In cancer, the altered glucose metabolism can be influenced by the regulatory properties of PKM2. The interaction between PKM2 and phosphotyrosine-containing proteins results in the inhibition of enzyme activity and hence more glycolytic metabolites [1].

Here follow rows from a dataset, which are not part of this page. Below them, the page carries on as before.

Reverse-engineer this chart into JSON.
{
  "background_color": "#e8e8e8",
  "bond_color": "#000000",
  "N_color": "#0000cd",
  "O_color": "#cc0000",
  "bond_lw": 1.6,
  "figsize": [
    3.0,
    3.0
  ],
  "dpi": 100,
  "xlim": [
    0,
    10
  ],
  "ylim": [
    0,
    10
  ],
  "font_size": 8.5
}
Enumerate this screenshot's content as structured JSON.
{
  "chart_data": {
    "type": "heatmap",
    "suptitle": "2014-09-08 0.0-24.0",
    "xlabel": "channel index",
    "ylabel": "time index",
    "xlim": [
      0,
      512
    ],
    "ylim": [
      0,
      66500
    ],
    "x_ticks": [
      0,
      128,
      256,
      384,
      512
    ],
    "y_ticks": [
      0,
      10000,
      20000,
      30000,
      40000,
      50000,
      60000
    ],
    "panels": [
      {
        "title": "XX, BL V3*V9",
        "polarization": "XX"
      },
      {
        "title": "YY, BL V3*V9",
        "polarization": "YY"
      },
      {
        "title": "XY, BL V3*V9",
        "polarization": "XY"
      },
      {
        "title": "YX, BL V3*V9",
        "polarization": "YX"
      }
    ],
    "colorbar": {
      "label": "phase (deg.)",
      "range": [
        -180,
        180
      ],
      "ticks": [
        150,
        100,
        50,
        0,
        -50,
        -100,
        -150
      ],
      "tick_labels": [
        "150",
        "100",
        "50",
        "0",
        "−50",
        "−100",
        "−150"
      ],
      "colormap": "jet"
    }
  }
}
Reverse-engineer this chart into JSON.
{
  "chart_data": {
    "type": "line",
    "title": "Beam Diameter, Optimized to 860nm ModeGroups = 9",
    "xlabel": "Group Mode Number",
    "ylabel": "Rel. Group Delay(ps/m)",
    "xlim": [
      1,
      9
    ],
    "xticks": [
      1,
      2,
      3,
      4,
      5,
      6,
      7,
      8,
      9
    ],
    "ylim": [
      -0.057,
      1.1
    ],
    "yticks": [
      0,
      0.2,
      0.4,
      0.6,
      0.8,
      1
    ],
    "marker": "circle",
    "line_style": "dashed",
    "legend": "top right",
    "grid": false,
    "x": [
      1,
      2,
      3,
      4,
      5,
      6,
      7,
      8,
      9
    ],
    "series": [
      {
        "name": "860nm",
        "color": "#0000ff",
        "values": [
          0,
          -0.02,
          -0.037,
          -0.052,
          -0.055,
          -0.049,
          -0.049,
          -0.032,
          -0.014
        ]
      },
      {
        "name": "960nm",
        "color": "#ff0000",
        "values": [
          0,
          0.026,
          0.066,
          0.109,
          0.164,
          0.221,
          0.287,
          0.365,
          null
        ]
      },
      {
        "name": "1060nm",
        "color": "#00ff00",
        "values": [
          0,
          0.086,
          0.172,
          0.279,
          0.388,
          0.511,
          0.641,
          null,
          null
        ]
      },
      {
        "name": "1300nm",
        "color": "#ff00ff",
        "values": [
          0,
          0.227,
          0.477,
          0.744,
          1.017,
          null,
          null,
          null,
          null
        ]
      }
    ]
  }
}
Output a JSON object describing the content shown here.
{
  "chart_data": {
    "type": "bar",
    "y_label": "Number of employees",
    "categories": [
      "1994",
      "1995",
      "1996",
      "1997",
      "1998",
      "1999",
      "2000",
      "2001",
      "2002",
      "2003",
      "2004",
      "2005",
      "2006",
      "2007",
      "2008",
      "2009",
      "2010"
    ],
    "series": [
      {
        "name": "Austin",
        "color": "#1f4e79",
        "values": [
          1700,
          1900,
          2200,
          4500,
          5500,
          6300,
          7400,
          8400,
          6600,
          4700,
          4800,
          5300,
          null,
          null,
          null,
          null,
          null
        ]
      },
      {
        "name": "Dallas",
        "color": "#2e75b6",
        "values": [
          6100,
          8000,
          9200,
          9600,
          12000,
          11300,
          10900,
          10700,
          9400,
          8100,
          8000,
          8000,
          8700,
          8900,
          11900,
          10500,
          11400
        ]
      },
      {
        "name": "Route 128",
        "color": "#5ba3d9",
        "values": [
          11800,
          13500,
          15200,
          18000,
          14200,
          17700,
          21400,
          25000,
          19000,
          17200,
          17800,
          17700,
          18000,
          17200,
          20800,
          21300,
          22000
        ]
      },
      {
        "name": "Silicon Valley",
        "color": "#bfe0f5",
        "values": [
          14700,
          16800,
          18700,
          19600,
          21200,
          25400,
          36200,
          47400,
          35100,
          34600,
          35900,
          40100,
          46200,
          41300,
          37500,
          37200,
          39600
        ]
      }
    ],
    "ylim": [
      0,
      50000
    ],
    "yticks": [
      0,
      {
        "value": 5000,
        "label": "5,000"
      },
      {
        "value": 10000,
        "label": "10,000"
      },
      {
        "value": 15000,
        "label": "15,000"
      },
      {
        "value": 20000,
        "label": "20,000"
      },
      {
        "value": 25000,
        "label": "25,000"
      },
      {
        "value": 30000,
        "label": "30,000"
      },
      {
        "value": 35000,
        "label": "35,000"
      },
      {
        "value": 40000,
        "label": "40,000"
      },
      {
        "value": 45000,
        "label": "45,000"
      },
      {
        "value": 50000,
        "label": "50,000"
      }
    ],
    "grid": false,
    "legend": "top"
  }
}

In A549-PKM1/kd and A549-PKM2/kd cells, Flag-PKM1 and Flag-PKM2 were expressed, respectively. Endogenous PKM2 was knockdowned. Treatment with DMSO resulted in 233±27% more pyruvate kinase activity in lysates from A549-PKM1/kd cells than that in lysates from A549-PKM2/kd cells. Treatment with DASA-58 did not increase the pyruvate kinase activity in A549-PKM1/kd cells, but it resulted in a 248 ±21% pyruvate kinase activity increase in the lysate of A549-PKM2/kd cells. In cells, 0-100 μM of DASA-58 dose-dependently activated PKM2 with an EC50 value of 19.6 μM [1].
TEPP-46 is another PKM2 activator. In A549 xenograft tumors, TEPP-46 at an acute oral-dose of 150 mg/kg resulted in the maximal activation of PKM2. In mice bearing H1299 xenograft tumors, treatment with TEPP-46 at a 5-day repeat-dose of 50 mg/kg twice daily made tumors harbor exclusively tetrameric PKM2. In xenografts from vehicle-treated mice, little tetrameric PKM2 was found [1].
Reference: [1]. Anastasiou D, Yu Y, Israelsen WJ, et al. Pyruvate kinase M2 activators promote tetramer formation and suppress tumorigenesis. Nature chemical biology, 2012, 8(10): 839-847.